I appreciate your comments. I’m just trying to understand how this process works.
nobody think that , if you have 0.15 mm point cloud you can’t really get better resolution mesh as that is technically impossible .
just because you have a slider option don’t means you should pull everything at highest settings .
The software don’t allow always the higher settings when meshing as it depends of the scanner volume , as very big objects will make your system run out of memory so the settings corresponds with scanned volume .
I don’t like to be limited as sometimes you can import a higher distance point cloud and mesh it at higher settings , limitations are not what we want with this version of RS for that reason it is the way it is .
Auto mode creates very fine point cloud and higher than the laser mode , sometimes people merge different scans so they need to be able to mesh it at the specific settings that are much below 0.15 mm point distance .
The accuracy is build into the hardware for that reason the laser mode despite having point cloud minimal setting at 0.15 mm still can preserve the finest object details of 0.03 mm or slightly below as long you follow the proper GRID settings .
That’s all I have for you on this topic and seriously there is nothing else to it .
Hi.
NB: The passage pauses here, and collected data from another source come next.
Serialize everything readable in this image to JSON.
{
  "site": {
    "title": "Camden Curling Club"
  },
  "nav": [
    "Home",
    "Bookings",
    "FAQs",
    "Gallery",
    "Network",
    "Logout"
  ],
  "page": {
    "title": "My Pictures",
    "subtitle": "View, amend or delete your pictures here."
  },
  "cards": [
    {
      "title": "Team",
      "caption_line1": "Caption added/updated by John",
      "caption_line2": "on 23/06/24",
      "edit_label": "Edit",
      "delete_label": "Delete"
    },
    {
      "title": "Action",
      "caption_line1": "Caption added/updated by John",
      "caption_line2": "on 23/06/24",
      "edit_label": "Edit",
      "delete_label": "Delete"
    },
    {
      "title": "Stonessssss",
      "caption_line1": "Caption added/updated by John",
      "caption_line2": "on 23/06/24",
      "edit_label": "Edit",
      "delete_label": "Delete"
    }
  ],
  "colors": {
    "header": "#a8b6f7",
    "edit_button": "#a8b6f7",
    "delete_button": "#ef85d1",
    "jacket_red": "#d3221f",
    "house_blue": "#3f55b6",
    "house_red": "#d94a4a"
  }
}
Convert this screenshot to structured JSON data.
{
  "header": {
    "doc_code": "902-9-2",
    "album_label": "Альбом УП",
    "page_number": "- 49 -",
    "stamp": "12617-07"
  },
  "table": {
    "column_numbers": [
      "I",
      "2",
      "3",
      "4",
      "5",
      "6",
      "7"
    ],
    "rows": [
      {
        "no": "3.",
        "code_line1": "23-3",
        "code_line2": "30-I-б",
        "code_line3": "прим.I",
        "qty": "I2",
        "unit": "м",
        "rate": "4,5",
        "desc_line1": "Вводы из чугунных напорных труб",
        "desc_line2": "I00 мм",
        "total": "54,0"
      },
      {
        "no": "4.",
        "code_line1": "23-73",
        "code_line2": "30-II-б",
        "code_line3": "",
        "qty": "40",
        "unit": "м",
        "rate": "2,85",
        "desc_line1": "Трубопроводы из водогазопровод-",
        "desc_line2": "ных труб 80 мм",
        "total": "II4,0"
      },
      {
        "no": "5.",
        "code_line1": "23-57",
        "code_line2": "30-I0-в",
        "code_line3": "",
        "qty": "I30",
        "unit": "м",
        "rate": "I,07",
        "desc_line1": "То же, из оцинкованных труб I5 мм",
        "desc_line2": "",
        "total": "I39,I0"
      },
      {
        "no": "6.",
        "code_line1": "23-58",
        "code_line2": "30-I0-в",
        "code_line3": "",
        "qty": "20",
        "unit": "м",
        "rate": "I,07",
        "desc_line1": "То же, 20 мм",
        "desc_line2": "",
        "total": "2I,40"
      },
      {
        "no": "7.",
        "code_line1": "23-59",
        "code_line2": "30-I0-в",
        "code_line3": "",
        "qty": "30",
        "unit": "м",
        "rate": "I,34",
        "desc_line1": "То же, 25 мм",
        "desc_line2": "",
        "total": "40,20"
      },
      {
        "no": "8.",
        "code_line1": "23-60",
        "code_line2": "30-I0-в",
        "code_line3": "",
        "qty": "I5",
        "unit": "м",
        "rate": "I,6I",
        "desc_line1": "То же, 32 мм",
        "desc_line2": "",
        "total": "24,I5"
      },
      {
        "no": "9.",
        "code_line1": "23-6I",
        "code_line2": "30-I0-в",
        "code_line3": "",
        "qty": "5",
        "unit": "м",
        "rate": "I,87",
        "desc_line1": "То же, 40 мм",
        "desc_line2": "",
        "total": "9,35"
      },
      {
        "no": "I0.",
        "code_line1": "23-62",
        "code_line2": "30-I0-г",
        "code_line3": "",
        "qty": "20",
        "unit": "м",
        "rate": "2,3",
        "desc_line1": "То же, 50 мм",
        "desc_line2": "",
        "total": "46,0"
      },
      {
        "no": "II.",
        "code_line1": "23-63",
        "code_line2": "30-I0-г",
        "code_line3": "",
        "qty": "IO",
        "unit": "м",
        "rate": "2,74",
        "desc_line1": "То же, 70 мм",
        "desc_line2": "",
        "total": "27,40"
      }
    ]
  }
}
I tried doing laser scanning with subsequent fusing at 0.05mm (on modified software version 5.6.7). It resulted in a lot of “noise”, and subsequent meshing with 0.03 did not change the quality. Although visually (compared to the typical value of 0.15), it seems that small details look “clearer”.
Hi @OBN_RacerMan the maximum fusing that delivering ok result is fusion not higher than 0.10 mm on modified version for Laser mode and nothing below that.
I was there before the product was even released to test out best options for quality , but since I am under NDA I can’t discuss stuff from pre production.
Meshing at higher quality than the GRID don’t really give anything extra because technically there is nothing that can improve it . It only makes the scan more dense but can’t create more details. So just illusion
You can’t modify the fusing settings of the software without adjusting also the scanning algorithms so the results will be meh .. on lower settings just for fusing .
This is exactly what I wanted to demonstrate to K3vinH - that decreasing the fusion value shows an apparent improvement, but in fact leads to a sharp increase in the noise level in the scans.